Sean Penn as Harvey Milk inside San Francisco City Hall.
Sean Penn as Harvey Milk inside San Francisco City Hall. Photo courtesy of Focus Features / Universal Pictures. © 2008 Focus Features LLC. All Rights Reserved.

The “maverick” dynamic of Penn, immersing himself into the character through method acting off set, with a total commitment to historical research that Grabeel notes, helps the film feel so visceral, even if it meant sacrificing a similarity with regard to the image of Harvey Milk. 

As Nicoletta notes, had the producers cast an actor like Daniel Day-Lewis, who had been considered, the result might have been “more Hollywood polished,” but it would have lacked the grit of the original movement. Penn’s presence ensured that the film maintained a jagged edge, turning the production into a mirror to the struggle it sought to depict. 

Missing Figures

However, while Milk captures the political triumph, it largely sanitises the physical terror of the era, specifically the murder of Robert Hillsborough. In June 1977, Hillsborough, a city gardener, was stabbed fifteen times by attackers as they shouted homophobic slurs. His death was a cultural watershed that triggered the famous whistle campaign, which is alluded to in the film. 

On the omission of Hillsborough’s death from Milk, Nicoletta notes that “they actually shot a lot of this narrative and it didn’t make it into the final cut”, as it was felt that it took away from the momentum of Harvey Milk’s journey, and was too big a diversion from the individual story. 

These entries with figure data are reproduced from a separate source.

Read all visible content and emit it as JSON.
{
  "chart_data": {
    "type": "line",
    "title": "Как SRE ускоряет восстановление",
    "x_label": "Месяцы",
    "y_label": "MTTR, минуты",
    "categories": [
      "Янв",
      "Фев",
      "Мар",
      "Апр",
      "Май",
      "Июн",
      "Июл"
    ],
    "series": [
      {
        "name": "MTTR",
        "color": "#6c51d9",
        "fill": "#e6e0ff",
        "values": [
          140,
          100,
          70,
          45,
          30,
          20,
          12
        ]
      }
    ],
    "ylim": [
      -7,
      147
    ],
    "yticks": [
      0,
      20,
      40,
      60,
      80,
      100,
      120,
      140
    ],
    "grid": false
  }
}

This prioritisation of Harvey Milk’s singular story also resulted in the erasure of Sally Gearhart, a central figure in the lesbian community who appeared alongside Harvey Milk in debates across California against John Briggs in their opposition to the controversial Proposition 6 initiative, which sought to ban gay men and lesbians from working in public schools. Her role was largely aggregated into the character of Harvey Milk’s campaign manager, Anne Kronenberg, who acts as the film’s sole representation of lesbianism. 

“The complaint that a lot of people, particularly the lesbian community, had was ‘Where’s Sally?’” Nicoletta says. “I think the reasonable argument on the filmmakers’ side would be that they’d have had to develop a fully fleshed out character, but that’s no excuse ultimately.”

The Transfer of Hope

Despite the gaps in the cinematic record, the reconstruction of the Castro served as a bridge between two eras. For Danny Nicoletta, the film was a high point in the “ebbs and flows” of preserving Harvey Milk’s legacy, an occasion which brought the name back into the cultural spotlight after years in the wilderness. 

For Lucas Grabeel, the experience of stepping into that history was a chance to explore sides of himself as an actor that were previously unexplored, while also offering hope – “it’s a beautiful love story, and it’s a story about hope and inspiration,” he concludes. 

The resurrection of the Castro and those faces that haunted it in the heyday of California’s gay rights movement in the 1970s brought the name Harvey Milk to global audiences, continuing the legacy that Nicoletta and others have fought so hard to preserve in the years since his assassination. Whilst Harvey Milk’s face may now be more associated with that of Sean Penn’s, perhaps that is core to the ‘transfer of hope’ that Harvey Milk spoke of, that whilst Harvey Milk may be gone, his story will be eternal.